HEIRATSANTRAG IN DER HÜTTE
Nächster Checkpoint auf der Tutti-Frutti-Reise ist „Madonon". Ein guter Biker braucht 25 Minuten für die Strecke. Die sind es wirklich wert – es ist ein Highlight der gesamten Tour. Für mich sowieso, 2008 habe ich meiner Carmen hier einen Heiratsantrag gemacht. Zu meiner Überraschung fand ich dort eine charmante, kleine Hütte, von der aus man das ganze Tal überblickt und bis zu den Gletschern des Bernina-Massivs sieht. Solche Hütten finden sich in der ganzen Gegend um Livigno verstreut. Wenn du Glück hast, so wie ich damals mit Carmen und jetzt auch mit Brian, hat jemand eine Flasche Wein dagelassen. Die nahe Madonna-Statue ist eines der Wahrzeichen dieser Gegend und ganz in der Nähe gibt es auch eine Freiluft-Toilette mit einem unschlagbaren Panoramablick ...

Von hier fahren wir über einen Singletrail zum Lac Salin, einem kleinen See, dann weiter zur Rückseite des Carosello und schließlich einen Naturtrail hinunter ins „Val Federia". eines der schönsten und abgeschiedensten Täler, das du dir vorstellen kannst. Auf halbem Weg bleiben wir auf der Alpe Federia stehen, wo offenbar alle Kühe von Livigno (und eine Senner-Familie) den Sommer verbringen. Weil die Tour fast zu Ende ist, stoßen Brian und ich mit einem Bier an.

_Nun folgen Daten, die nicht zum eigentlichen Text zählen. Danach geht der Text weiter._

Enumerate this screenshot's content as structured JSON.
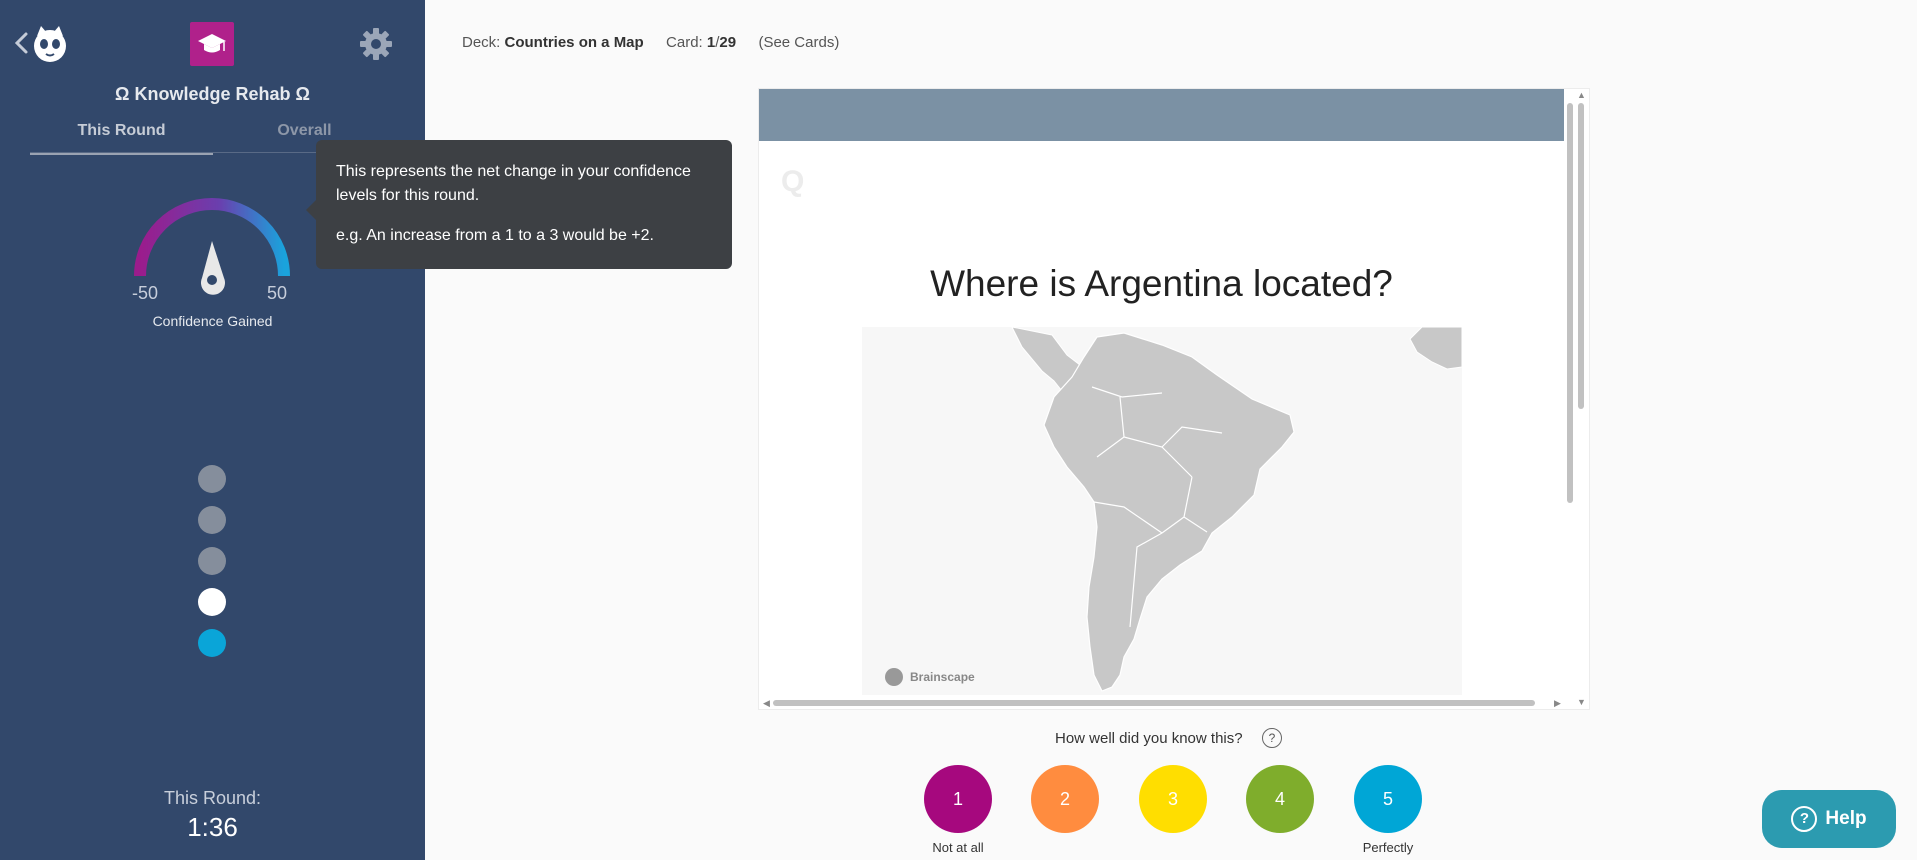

Eine halbe Stunde später sind wir zurück in Livigno und Brian besteht darauf, eine Runde im See zu schwimmen. Meine Gedanken sind währenddessen schon bei der „Gelateria Talgliede". Ich weiß nämlich, dass der Besitzer vor Kurzem eine neue Sorte kreiert hat: „Tutti Frutti" heißt sie.

MTB-Pinoier Hans Rey

Die Bikelegende

HANS REY, 50, ist ein Pionier im Trial- und Extrem-Freeride-Mountainbiken. Der gebürtige Deutsche gewann mehrere Weltmeisterschaften sowie eine Silbermedaille bei den ersten XGames 1995.

Seit 2008 ist Rey US-Bürger und lebt in Laguna Beach, Kalifornien.